Para celebrar la Pascua, la Iglesia
siempre ha seguido la fecha evangélica del día 14 de nisán, el
primer mes del calendario hebreo, que tiene como base el ciclo lunar.
Así, la Pascua se celebra el primer domingo después de la primera
luna llena de primavera; de ahí que la fecha sea movible, a veces
con una diferencia en tiempo de hasta un mes de un año a otro año.
La gran alegría de la Pascua viene
en razón de que Jesús nos liberó del pecado y del poder de la
muerte. Restauró la fractura de nuestra relación con Dios y nos
volvió a unir a Él para vivir con Él, pues con su muerte en la
cruz redimió a la humanidad corrompida y con su resurrección nos
sacó de la esclavitud para conducirnos a la libertad con la dignidad
renovada de ser hijos de Dios.
Uno de los Padres de la Iglesia, san
Juan Crisóstomo, expresa esta verdad de manera sencilla con un claro
ejemplo: “Celebremos esta grandísima y gloriosa fiesta de la
Resurrección del Señor, celebrémosla con alegría y devoción,
resucitó el Señor y despertó a toda la tierra. Adán pecó y
murió; no pecó Cristo y murió. Esto es un hecho nuevo y
sorprendente; aquel pecó y murió, y éste no pecó y murió: ¿Qué
significa esto? Aquel que no pecó murió, pero lo hizo para liberar
de las cadenas de la muerte al otro que estaba muerto, porque había
pecado. Esto sucede también en el ámbito del dinero. Con
frecuencia, alguien no puede pagar una deuda, y es llevado a la
cárcel; entonces otra persona, que no es deudora, pero tiene el
dinero para pagar la deuda, lo libera. Este es el caso de Adán. Adán
era deudor, estaba en la cárcel del diablo pero no tenía dinero
para pagar.
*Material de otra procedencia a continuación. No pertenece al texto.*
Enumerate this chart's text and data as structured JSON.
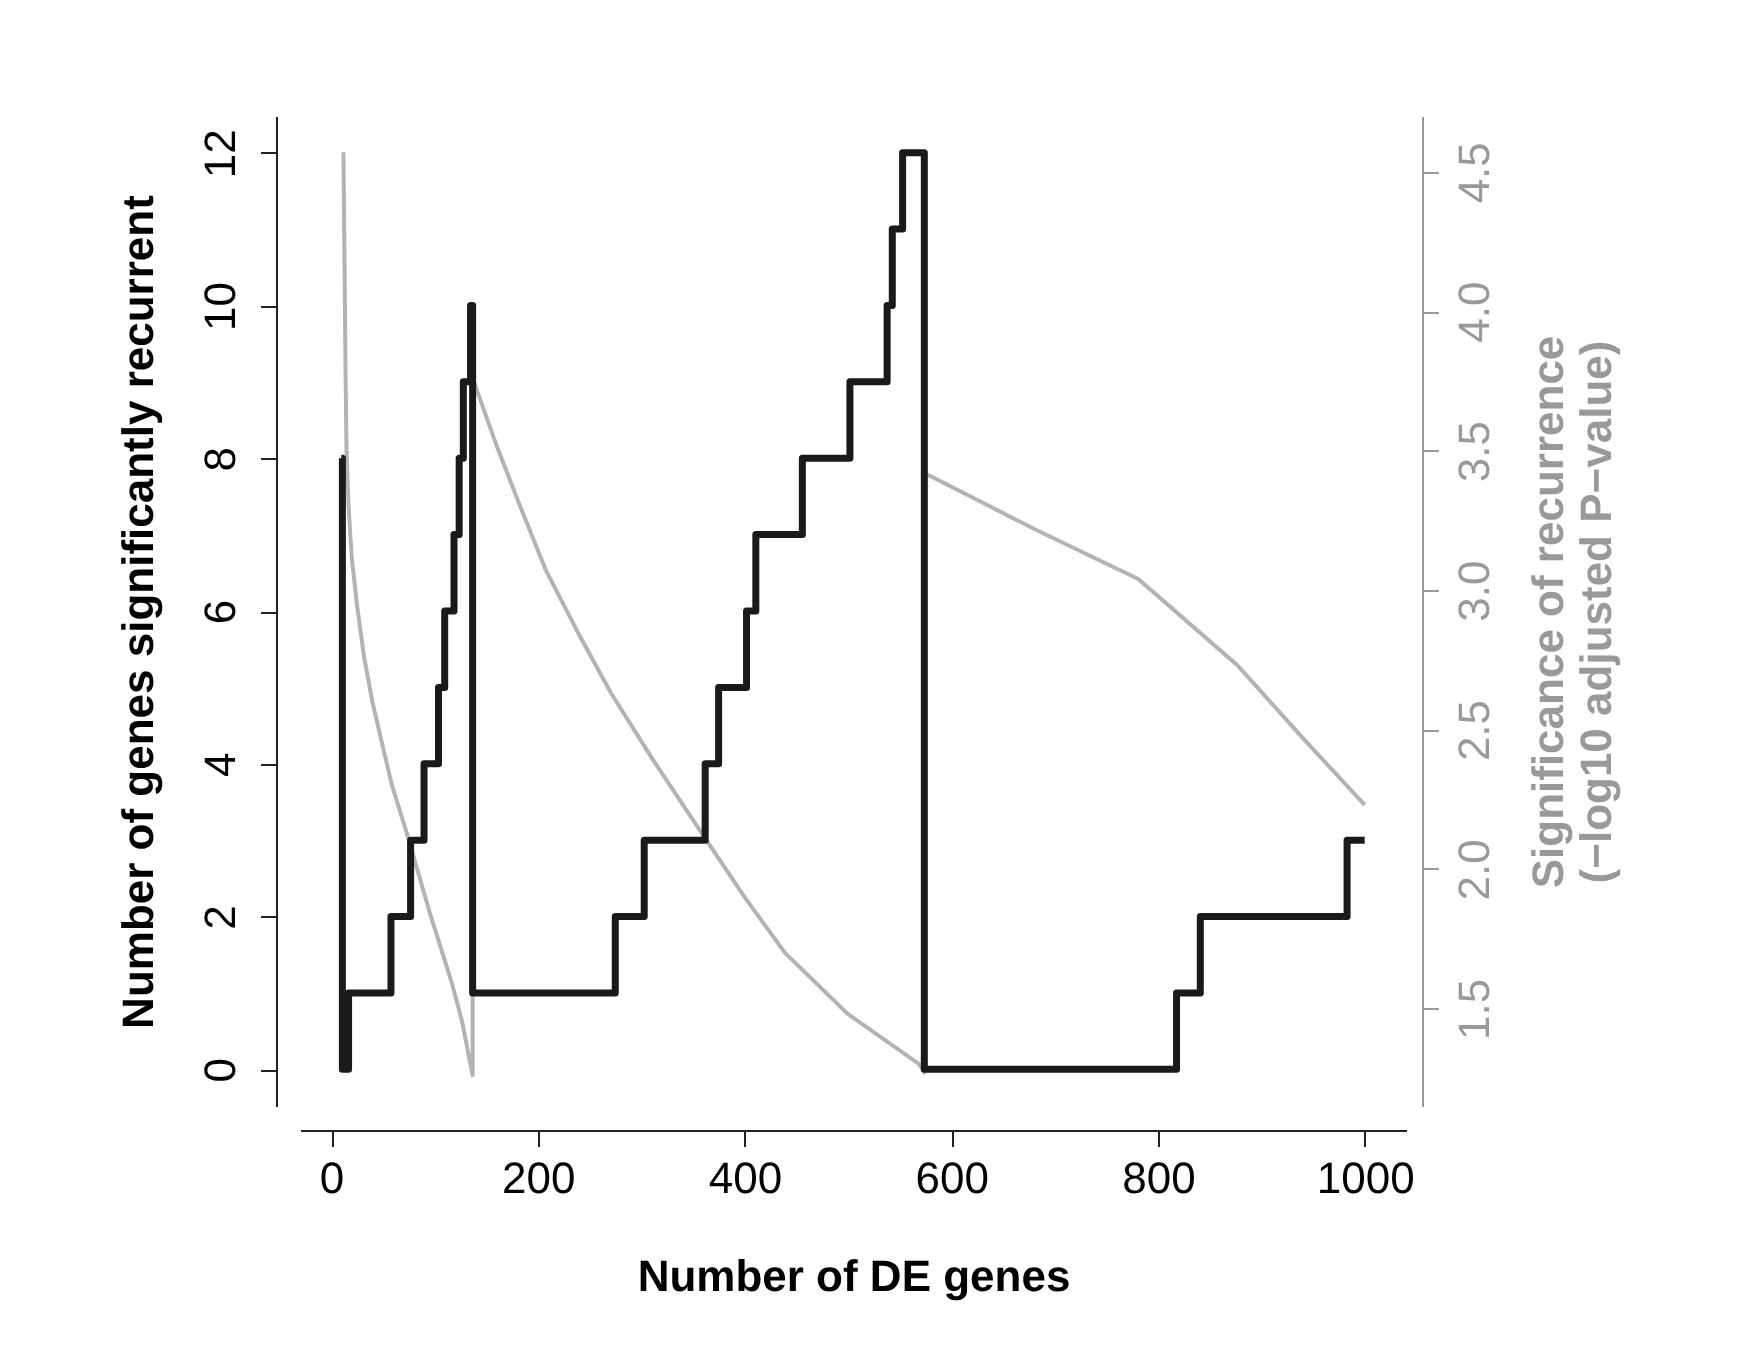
{
  "chart_data": {
    "type": "line",
    "xlabel": "Number of DE genes",
    "ylabel": "Number of genes significantly recurrent",
    "y2label": "Significance of recurrence\n(−log10 adjusted P−value)",
    "xlim": [
      -30,
      1040
    ],
    "xticks": [
      0,
      200,
      400,
      600,
      800,
      1000
    ],
    "ylim": [
      -0.48,
      12.48
    ],
    "yticks": [
      0,
      2,
      4,
      6,
      8,
      10,
      12
    ],
    "y2lim": [
      1.15,
      4.7
    ],
    "y2ticks": [
      1.5,
      {
        "value": 2,
        "label": "2.0"
      },
      2.5,
      {
        "value": 3,
        "label": "3.0"
      },
      3.5,
      {
        "value": 4,
        "label": "4.0"
      },
      4.5
    ],
    "grid": false,
    "line_style": "solid",
    "series": [
      {
        "axis": "y2",
        "color": "#b3b3b3",
        "x": [
          12,
          13,
          14,
          15,
          17,
          20,
          25,
          32,
          40,
          50,
          59,
          74,
          95,
          117,
          127,
          137,
          137,
          160,
          182,
          208,
          240,
          271,
          310,
          362,
          400,
          439,
          500,
          569,
          574,
          574,
          680,
          781,
          877,
          940,
          1000
        ],
        "values": [
          4.57,
          4.2,
          3.8,
          3.5,
          3.3,
          3.12,
          2.95,
          2.76,
          2.6,
          2.44,
          2.3,
          2.12,
          1.85,
          1.59,
          1.45,
          1.26,
          3.76,
          3.52,
          3.31,
          3.07,
          2.84,
          2.63,
          2.4,
          2.11,
          1.9,
          1.7,
          1.48,
          1.3,
          1.27,
          3.42,
          3.22,
          3.04,
          2.73,
          2.47,
          2.23
        ]
      },
      {
        "type": "step",
        "color": "#1a1a1a",
        "x": [
          10,
          11,
          17,
          58,
          77,
          90,
          104,
          110,
          119,
          124,
          128,
          135,
          137,
          275,
          303,
          362,
          375,
          402,
          411,
          456,
          502,
          538,
          543,
          553,
          574,
          818,
          841,
          983,
          1000
        ],
        "values": [
          8,
          0,
          1,
          2,
          3,
          4,
          5,
          6,
          7,
          8,
          9,
          10,
          1,
          2,
          3,
          4,
          5,
          6,
          7,
          8,
          9,
          10,
          11,
          12,
          0,
          1,
          2,
          3,
          3
        ]
      }
    ]
  }
}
Cristo no era deudor y no estaba encadenado, pero podía
pagar; vino y dio su vida por aquel que el diablo tenía preso, para
liberarlo”.
En verdad Cristo resucitó, y su
resurrección fue una acción trinitaria de Dios, todo Dios, en la
que en un momento determinado lo resucitó el Padre, resucitó por sí
mismo y lo resucitó el Espíritu Santo, el mismo y único Dios en
una acción conjunta de sus tres divinas personas a favor de la
humanidad.
Otro de los Padres de la Iglesia, san
León Magno, nos mueve a meditar en aquel Domingo tan dichoso,
también con una sencilla catequesis: “La Resurrección del
Salvador no retuvo mucho tiempo su alma entre los muertos, ni su
cuerpo en la tumba; la vida regresó muy pronto a su carne incorrupta
que pareció más bien haberse dormido y no haber dejado de vivir. En
efecto, la divinidad que no se había retirado de los dos componentes
del hombre así asumido, reúne con su poderío lo que su fuerza
había separado. Se sucedieron muchas pruebas, destinadas a fundar la
autoridad de la fe que debía predicarse en el mundo: la piedra
rodada, la tumba vacía, las sábanas echadas a un lado, los ángeles
que narran lo sucedido. Todo ello puntualiza ampliamente la verdad de
la Resurrección del Señor, sin embargo, se manifestó y se presentó
ante las mujeres y en diversos momentos a los apóstoles; y no sólo
estaba con ellos, sino además convivía entre ellos, comía en su
compañía y permitía que lo examinaran de cerca y lo tocaran
curiosamente aquellos que aun dudaban. En efecto, entraba con las
puertas cerradas en casa de sus discípulos, les daba el Espíritu
Santo que soplaba sobre ellos; iluminando su inteligencia, les
desvelaba los secretos de las Escrituras; y aún más, les enseñaba
la llaga de su costado, los agujeros de los clavos, y todas las
señales de la reciente Pasión; todo ello para dar a conocer que las
características de la naturaleza divina y de la naturaleza humana
estaban en él totalmente separadas y para que aprendiéramos que el
Verbo no es idéntico a la carne, aunque confesamos que el hijo de
Dios es a la vez Verbo y carne”.
Ha pasado la noche, la tristeza quedó
atrás, el sepulcro está vacío, la muerte no tiene poder.
¡Verdaderamente, el Señor ha resucitado!